Louisville, KY- Our senior years are supposed to be our golden years where we enjoy the fruits of our labor and enjoy our remaining days. But unfortunately for some seniors, especially those who need others to help them meet their daily needs, their golden years can be tainted by abuse or neglect.
We don’t necessarily like the idea that we will one day have to place our elderly loved ones in a nursing home nor do we like to think that we will have to live in a long-term care facility. But for many people they have no alternative. People, who are not completely mobile, suffer from dementia or Alzheimer’s, or have other health issues that require constant care, have few choices of where they can spend their final years.
Seniors often fear that they will be abused or neglected in a nursing home or assisted-living facility. The first line of defense in preventing the abuse and neglect of the elderly is to thoroughly research a facility before placing your loved one. Unfortunately, even if you have thoroughly researched a facility, your loved one may still face abuse or neglect.
The National Center on Elder Abuse cites a study in which 50 percent of staff at long-term care facilities admitted to mistreating a resident at least once in the preceding year. That mistreatment included physical violence, mental abuse or neglect. Two-thirds of those incidents involved neglect and female residents are abused at a higher rate than male residents.
Another study found that one in ten seniors experienced abuse or neglect that did not involve financial exploitation.

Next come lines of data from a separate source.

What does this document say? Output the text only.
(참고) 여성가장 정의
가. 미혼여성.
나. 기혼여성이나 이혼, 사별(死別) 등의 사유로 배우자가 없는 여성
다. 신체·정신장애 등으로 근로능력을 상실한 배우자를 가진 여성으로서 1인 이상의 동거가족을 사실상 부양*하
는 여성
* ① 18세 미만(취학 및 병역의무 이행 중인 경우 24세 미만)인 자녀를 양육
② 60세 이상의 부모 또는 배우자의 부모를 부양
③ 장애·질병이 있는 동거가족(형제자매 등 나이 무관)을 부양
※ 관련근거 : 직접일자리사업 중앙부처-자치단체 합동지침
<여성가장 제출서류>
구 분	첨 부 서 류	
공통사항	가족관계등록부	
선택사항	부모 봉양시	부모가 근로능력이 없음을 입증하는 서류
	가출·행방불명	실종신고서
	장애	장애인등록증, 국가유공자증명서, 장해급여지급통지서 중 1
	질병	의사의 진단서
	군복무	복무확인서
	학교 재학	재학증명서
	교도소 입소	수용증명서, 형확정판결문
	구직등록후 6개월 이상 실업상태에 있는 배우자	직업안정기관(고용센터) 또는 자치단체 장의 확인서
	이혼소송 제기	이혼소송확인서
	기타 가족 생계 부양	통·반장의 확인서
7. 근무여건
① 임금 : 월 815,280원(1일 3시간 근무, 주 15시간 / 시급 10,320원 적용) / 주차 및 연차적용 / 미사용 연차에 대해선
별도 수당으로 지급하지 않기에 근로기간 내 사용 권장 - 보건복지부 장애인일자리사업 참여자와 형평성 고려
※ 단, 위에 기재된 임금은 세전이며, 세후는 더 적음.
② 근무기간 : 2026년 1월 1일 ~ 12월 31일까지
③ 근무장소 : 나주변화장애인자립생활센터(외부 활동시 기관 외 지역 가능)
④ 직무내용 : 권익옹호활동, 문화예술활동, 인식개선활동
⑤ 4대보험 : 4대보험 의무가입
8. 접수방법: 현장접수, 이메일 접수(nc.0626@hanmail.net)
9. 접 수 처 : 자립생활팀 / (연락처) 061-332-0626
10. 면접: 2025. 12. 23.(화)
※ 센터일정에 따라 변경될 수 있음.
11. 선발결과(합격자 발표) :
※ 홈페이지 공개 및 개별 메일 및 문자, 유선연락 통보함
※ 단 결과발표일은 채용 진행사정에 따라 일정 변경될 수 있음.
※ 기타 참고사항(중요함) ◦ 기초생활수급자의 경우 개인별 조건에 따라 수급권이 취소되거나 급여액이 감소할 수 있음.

The abuse of elderly adults is a looming epidemic as the senior population is expected to double over the next decade, which means that current population of nursing homes will also grow exponentially.
According to Families for Better Care, a non-profit group that advocates for seniors living in long-term care facilities cites understaffing as the primary cause of abuse and neglect. Frustrated and overworked staff can lash out at a resident. With inadequate staff, abusers are given more opportunity to abuse a vulnerable adult.
It is unlikely that in the future these long-term care facilities will have enough staff to accommodate their burgeoning populations so it is up to our lawmakers to address this issue before things get out of control. Some states mandate the amount of staff these facilities must maintain, but there is no national standard. It would be pertinent that the issue of understaffing be addressed before too many seniors are put in harm’s way because a facility too focused on making a profit than providing quality care.
When a resident of a nursing home is abused or neglected they face fines from state and federal agencies but these fines are not punitive enough to reverse the course of this epidemic. Sometimes civil suit filed with the help of a nursing home abuse attorney is the best way to show a facility abuse and neglect will not be tolerated.